Hepatitis C virus (HCV) is a blood-borne pathogen that has a worldwide distribution and infects millions of people. Care-associated HCV infections represented a huge part of hepatitis C burden in the past via contaminated blood and unsafe injections and continue to be a serious problem of public health. The present review proposes a panorama of health care-associated HCV infections via the three mode of contamination that have been identified: (1) infected patient to non-infected patient; (2) infected patient to non-infected health care worker (HCW); and (3) infected HCW to non infected patient. For each condition, the circumstances of contamination are described together with the means to prevent them. As a whole, the more important risk is represented by unsafe practices regarding injections, notably with the improper use of multidose vials used for multiple patients. The questions of occupational exposures and infected HCWs are also discussed. In terms of prevention and surveillance, the main arm for combating care-associated HCV infections is the implementation of standard precautions in all the fields of cares, with training programs and audits to verify their good application. HCWs must be sensitized to the risk of blood-borne pathogens, notably by the use of safety devices for injections and good hygiene practices in the operating theatre and in all the invasive procedures. The providers performing exposed-prone procedures must monitor their HCV serology regularly in order to detect early any primary infection and to treat it without delay. With the need to stay vigilant because HCV infection is often a hidden risk, it can be hoped that the number of people infected by HCV via health care will decrease very significantly in the next years.
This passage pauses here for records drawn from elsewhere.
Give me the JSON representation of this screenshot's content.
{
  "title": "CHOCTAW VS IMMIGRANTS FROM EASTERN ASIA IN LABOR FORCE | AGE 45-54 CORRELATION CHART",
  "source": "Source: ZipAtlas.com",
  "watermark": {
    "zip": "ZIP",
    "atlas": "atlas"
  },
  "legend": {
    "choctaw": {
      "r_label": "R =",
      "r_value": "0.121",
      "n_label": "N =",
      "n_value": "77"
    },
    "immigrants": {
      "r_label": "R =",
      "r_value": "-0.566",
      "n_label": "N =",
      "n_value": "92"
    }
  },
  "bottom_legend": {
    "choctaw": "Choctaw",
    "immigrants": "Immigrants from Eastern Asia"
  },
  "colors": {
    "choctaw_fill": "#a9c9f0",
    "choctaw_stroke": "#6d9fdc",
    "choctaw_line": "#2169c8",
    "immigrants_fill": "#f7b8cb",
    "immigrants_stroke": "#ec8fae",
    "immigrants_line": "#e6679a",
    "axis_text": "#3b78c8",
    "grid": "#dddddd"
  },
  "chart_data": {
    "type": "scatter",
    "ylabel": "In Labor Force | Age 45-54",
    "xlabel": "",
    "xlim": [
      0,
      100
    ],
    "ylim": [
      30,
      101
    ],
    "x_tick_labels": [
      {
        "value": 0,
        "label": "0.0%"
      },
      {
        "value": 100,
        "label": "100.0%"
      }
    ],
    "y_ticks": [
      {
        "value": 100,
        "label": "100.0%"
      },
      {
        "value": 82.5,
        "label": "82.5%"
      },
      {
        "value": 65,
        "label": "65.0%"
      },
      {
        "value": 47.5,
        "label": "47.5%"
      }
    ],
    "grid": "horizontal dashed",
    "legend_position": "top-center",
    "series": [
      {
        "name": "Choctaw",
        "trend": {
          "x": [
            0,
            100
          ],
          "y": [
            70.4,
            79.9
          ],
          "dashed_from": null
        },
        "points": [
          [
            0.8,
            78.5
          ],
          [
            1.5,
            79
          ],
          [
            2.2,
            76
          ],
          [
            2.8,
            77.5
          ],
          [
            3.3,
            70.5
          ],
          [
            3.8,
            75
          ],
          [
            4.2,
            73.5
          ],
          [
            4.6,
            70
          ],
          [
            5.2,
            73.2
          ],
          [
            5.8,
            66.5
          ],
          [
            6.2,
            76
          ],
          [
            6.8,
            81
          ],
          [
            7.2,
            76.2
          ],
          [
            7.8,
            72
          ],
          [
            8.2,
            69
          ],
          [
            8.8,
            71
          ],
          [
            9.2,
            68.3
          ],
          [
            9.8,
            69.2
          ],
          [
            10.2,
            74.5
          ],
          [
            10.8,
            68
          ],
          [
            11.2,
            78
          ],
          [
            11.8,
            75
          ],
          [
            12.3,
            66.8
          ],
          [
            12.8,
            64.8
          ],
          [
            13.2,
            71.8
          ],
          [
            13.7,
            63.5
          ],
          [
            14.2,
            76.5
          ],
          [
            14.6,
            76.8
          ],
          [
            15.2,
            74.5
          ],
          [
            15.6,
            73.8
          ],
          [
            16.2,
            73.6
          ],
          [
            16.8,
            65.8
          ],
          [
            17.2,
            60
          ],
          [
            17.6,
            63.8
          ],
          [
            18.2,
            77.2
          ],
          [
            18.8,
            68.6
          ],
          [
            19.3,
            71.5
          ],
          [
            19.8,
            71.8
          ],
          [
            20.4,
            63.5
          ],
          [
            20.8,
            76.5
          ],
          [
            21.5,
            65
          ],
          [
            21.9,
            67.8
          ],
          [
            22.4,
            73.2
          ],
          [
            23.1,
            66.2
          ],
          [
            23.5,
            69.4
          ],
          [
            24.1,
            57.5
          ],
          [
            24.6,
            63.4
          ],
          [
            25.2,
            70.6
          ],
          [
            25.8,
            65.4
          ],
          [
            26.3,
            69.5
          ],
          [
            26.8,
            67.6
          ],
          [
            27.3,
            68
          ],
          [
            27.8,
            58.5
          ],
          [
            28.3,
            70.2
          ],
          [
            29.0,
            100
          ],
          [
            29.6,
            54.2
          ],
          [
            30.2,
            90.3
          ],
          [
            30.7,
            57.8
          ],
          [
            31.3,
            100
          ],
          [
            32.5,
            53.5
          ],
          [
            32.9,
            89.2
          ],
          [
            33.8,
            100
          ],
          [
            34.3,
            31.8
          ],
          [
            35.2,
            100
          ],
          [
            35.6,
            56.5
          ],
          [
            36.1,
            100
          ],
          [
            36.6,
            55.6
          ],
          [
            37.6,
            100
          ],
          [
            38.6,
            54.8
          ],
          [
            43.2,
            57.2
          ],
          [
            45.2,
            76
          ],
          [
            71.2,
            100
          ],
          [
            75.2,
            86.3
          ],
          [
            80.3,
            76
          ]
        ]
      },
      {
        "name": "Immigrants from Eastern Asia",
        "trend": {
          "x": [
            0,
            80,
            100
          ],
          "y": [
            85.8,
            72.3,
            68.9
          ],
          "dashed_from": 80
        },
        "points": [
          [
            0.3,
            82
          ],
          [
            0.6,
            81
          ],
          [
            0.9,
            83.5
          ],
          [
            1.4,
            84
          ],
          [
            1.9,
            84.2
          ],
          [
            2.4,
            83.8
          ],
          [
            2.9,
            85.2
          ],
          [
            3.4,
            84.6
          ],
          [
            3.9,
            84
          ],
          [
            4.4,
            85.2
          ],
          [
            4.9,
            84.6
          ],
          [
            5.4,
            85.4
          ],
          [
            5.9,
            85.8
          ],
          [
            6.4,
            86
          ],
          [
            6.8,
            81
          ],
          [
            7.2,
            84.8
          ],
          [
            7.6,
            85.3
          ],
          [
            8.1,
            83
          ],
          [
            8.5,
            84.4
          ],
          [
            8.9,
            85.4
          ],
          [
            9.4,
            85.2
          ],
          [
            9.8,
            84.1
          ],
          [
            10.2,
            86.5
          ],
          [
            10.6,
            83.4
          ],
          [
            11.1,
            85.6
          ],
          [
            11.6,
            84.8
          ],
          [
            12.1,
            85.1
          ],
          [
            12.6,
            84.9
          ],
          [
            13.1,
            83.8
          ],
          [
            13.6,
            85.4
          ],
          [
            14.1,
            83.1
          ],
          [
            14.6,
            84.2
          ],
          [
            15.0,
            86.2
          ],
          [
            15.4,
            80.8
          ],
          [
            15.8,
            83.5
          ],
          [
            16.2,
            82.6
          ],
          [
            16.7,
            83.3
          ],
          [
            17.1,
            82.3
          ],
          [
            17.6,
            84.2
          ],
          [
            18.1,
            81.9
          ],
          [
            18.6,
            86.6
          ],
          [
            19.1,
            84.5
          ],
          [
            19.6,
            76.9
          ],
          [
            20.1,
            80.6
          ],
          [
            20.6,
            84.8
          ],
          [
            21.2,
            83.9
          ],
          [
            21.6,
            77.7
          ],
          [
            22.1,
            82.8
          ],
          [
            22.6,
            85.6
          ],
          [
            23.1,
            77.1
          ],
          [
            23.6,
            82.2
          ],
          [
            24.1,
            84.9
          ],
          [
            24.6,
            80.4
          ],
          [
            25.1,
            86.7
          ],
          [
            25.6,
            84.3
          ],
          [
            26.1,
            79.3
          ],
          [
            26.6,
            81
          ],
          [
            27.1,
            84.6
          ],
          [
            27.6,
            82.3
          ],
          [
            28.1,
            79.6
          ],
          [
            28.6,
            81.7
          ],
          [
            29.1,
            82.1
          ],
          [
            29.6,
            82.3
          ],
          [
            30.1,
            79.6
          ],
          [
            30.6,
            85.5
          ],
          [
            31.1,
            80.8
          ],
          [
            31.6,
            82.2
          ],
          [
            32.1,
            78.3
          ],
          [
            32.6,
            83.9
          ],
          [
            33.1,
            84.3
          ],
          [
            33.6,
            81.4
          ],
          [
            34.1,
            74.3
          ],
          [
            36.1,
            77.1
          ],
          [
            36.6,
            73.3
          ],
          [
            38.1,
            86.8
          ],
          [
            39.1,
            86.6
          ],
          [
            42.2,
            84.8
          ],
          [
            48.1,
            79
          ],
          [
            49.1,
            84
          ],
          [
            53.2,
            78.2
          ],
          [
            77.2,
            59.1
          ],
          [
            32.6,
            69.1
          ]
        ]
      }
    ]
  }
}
丙型肝炎病毒(HCV)是一种血源性病原体,在全球范围内传播,感染了数百万人。过去,与医疗保健相关的HCV感染通过受污染的血液和不安全注射构成了丙型肝炎负担的很大一部分,并且仍然是一个严重的公共卫生问题。本综述通过已确定的三种污染方式,呈现了与医疗保健相关的HCV感染全景:(1)感染患者传染给未感染患者;(2)感染患者传染给未感染的医护人员(HCW);以及(3)感染的医护人员传染给未感染患者。针对每种情况,描述了污染情况以及预防措施。总体而言,更重要的风险是注射方面的不安全操作,特别是不当使用用于多名患者的多剂量瓶。还讨论了职业暴露和感染医护人员的问题。在预防和监测方面,对抗与医疗保健相关的HCV感染的主要手段是在所有医疗领域实施标准预防措施,并通过培训计划和审核来核实其良好应用。医护人员必须提高对血源性病原体风险的认识,特别是通过在手术室和所有侵入性操作中使用注射安全装置和保持良好的卫生习惯。进行易暴露操作的人员必须定期监测其HCV血清学,以便尽早发现任何原发性感染并及时进行治疗。鉴于HCV感染往往是一个隐藏的风险,需要保持警惕,有望在未来几年通过医疗保健感染HCV的人数将大幅减少。